I've started another non-practical project, listening to all the Sun Ra albums on Spotify in order, starting with the first available there, Jazz By Sun Ra (1956).  Saturday was such a beautiful day and it was a treat to run errands and blast this slightly off, early album on the cassette converter of the old Suburu.  Midtown KC seems like one of the best places in the world to explore old jazz music while driving.  

I'm only piecing together my jazz musicology.  I guess this has elements of swing and bop and maybe hard-bop or post-bop to it.  It sounds both old-fashioned in a bait-and-switch, tongue-in-cheek way, and just slightly twisted, like the acid is kicking in at a strange after-hours steakhouse.  A bass clarinet bleats where it should not; a bass pattern is repeated in a slightly neanderthal way like The Troggs might do; the song titles are goofy: Brainville, Call For All Demons, Fall Off The Log.  The voicings are weird.  African percussion rattles almost subliminally.  

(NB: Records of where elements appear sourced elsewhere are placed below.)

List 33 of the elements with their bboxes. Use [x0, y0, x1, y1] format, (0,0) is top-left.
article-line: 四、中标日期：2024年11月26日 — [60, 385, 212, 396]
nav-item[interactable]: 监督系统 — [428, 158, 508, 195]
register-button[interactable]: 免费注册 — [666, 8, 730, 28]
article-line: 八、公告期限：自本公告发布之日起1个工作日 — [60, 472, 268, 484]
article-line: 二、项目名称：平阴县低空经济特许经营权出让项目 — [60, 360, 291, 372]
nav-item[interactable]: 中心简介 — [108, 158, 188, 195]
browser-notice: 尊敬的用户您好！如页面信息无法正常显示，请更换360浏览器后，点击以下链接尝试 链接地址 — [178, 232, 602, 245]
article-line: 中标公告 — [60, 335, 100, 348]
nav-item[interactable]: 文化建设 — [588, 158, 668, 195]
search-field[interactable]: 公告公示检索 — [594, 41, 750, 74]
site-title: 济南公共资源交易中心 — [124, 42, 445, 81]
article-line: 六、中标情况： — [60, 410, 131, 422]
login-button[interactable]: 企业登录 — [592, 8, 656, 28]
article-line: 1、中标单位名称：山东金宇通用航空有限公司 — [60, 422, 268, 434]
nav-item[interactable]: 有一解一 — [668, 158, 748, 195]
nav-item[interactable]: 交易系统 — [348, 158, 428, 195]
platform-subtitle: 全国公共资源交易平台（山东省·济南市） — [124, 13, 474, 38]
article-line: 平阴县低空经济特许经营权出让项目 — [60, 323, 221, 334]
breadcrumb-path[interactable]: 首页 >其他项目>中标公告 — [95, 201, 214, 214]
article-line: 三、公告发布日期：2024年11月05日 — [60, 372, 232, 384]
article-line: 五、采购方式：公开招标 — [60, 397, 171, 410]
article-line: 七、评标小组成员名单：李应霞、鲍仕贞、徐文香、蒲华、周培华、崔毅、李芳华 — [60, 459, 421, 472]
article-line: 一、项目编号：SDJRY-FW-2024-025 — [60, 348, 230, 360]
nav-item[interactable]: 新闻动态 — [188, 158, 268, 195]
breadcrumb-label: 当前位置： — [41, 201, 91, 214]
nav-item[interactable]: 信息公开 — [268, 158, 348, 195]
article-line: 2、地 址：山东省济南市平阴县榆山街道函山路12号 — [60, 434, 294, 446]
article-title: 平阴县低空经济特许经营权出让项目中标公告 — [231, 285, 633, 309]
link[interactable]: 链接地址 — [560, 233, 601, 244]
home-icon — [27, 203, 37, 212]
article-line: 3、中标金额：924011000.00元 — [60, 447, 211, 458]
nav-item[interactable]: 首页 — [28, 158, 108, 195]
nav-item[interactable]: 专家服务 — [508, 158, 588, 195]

There's a regularity to the patterns that has rock and roll appeal rather than that drive for speed and complexity that makes some jazz hard to grasp. (Metal shredders, bluegrass shredders, jazz shredders, they're all the same high-flying mathematical animal to me.)
  
There's nothing going here on suggesting Sun Ra hopes that jazz will replace classical music as high art that people will sit still and sober for in large auditoriums and cathedral-like halls.  Nor is it cool club music for late nights in hipsterville.  Some of the sounds here are the equivalent of the unique and wonderful non-actors Fellini cast in his films because they had strange, non-proportionate faces and physiques.